If At First You Don’t Succeed, Maybe You Should Give Up - releasedatez
http://blog.mixergy.com/maybe-give-up/

======
CalmQuiet
The central line is, "Does it immediately interest our most likely customers?
And if it doesn’t, there’s a problem. And it might not be worth working on it
at all, or starting again."

But "starting again," isn't exactly "giving up." You don't always know your
most likely customers (look at boomers on Facebook), or what your product is
going to be (consider Google's humble origins).

And just because you're not on a trajectory to be the next Facebook or Google
(or even Dogster) doesn't mean you don't have a potent service for an
important niche market.

At each level of your StartUp's development feedback is important - but
feedback is just for steering.

------
jacquesm
I'm all for the 'parallel tracks' method of choosing what to do.

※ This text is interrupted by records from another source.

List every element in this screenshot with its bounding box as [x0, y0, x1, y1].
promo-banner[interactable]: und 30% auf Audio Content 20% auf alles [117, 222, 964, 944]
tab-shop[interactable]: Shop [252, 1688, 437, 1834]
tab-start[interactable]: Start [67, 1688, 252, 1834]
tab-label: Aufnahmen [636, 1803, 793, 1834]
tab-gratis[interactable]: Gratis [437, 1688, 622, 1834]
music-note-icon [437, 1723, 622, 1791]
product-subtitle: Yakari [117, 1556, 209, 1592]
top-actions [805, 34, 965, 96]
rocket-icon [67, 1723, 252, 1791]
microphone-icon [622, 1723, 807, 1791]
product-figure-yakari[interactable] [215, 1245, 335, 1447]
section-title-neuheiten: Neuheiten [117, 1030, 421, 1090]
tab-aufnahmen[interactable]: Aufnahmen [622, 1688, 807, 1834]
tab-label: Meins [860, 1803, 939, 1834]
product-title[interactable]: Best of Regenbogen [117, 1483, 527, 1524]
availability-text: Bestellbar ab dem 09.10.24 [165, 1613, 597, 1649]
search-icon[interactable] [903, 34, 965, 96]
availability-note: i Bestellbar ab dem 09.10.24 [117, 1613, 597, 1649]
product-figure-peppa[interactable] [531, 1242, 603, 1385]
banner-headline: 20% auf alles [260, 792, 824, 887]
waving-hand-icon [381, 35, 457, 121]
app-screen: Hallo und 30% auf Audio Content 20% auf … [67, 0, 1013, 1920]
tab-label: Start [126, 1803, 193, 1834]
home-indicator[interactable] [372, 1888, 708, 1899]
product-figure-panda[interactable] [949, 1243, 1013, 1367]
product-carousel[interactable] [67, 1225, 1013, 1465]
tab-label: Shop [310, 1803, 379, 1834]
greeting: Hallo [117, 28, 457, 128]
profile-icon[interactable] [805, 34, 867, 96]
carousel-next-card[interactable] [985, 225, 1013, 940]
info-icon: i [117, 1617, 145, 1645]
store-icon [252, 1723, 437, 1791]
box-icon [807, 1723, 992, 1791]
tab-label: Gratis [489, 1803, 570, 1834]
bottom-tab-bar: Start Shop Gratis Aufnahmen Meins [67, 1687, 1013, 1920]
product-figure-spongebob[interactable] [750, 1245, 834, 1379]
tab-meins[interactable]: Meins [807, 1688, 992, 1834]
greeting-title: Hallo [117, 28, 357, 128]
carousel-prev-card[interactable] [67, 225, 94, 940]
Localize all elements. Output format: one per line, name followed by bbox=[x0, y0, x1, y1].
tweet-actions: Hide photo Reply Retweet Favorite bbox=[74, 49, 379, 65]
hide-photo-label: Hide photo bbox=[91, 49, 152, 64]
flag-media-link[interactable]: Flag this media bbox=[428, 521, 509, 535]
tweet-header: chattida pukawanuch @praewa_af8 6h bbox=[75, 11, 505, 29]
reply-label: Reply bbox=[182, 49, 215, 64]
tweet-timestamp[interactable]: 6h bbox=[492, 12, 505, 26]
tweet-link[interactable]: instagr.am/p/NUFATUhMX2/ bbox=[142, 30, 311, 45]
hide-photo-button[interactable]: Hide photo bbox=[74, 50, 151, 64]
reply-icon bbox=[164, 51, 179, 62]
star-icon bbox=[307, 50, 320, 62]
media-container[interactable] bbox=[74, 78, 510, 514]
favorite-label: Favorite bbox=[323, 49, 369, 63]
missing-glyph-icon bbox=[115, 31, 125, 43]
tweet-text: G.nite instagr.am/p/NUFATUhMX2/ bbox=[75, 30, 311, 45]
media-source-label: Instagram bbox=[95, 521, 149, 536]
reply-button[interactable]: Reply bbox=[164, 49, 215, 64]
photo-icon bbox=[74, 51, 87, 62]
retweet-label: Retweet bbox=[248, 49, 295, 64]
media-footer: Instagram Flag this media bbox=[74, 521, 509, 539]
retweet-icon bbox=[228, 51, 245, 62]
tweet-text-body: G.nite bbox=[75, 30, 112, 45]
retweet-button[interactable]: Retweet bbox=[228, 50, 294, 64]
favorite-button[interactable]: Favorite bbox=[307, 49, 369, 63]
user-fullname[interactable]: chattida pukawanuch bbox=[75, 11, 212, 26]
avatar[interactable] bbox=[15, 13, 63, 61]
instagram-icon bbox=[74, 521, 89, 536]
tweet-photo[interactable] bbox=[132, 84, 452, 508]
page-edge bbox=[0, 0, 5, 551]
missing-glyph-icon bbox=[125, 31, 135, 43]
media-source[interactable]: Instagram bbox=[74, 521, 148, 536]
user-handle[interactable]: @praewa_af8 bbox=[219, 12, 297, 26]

Start any number of projects, make it ones that you feel good about but you
are not sure which one is the 'best', or even if there is a winner amongst
them. Then try them out in front of real people, on the web. The ones that
gain traction fastest are the ones that you should put more time and effort
in.

In the unlikely case that you have multiple 'winners' you can always divest
the runner up and use the proceeds to boost your real winner.

------
oliviakuhn
Super interview with Dogster/Catster founder. Love that a 1 sentence post in
Craigslist was the company's first boon.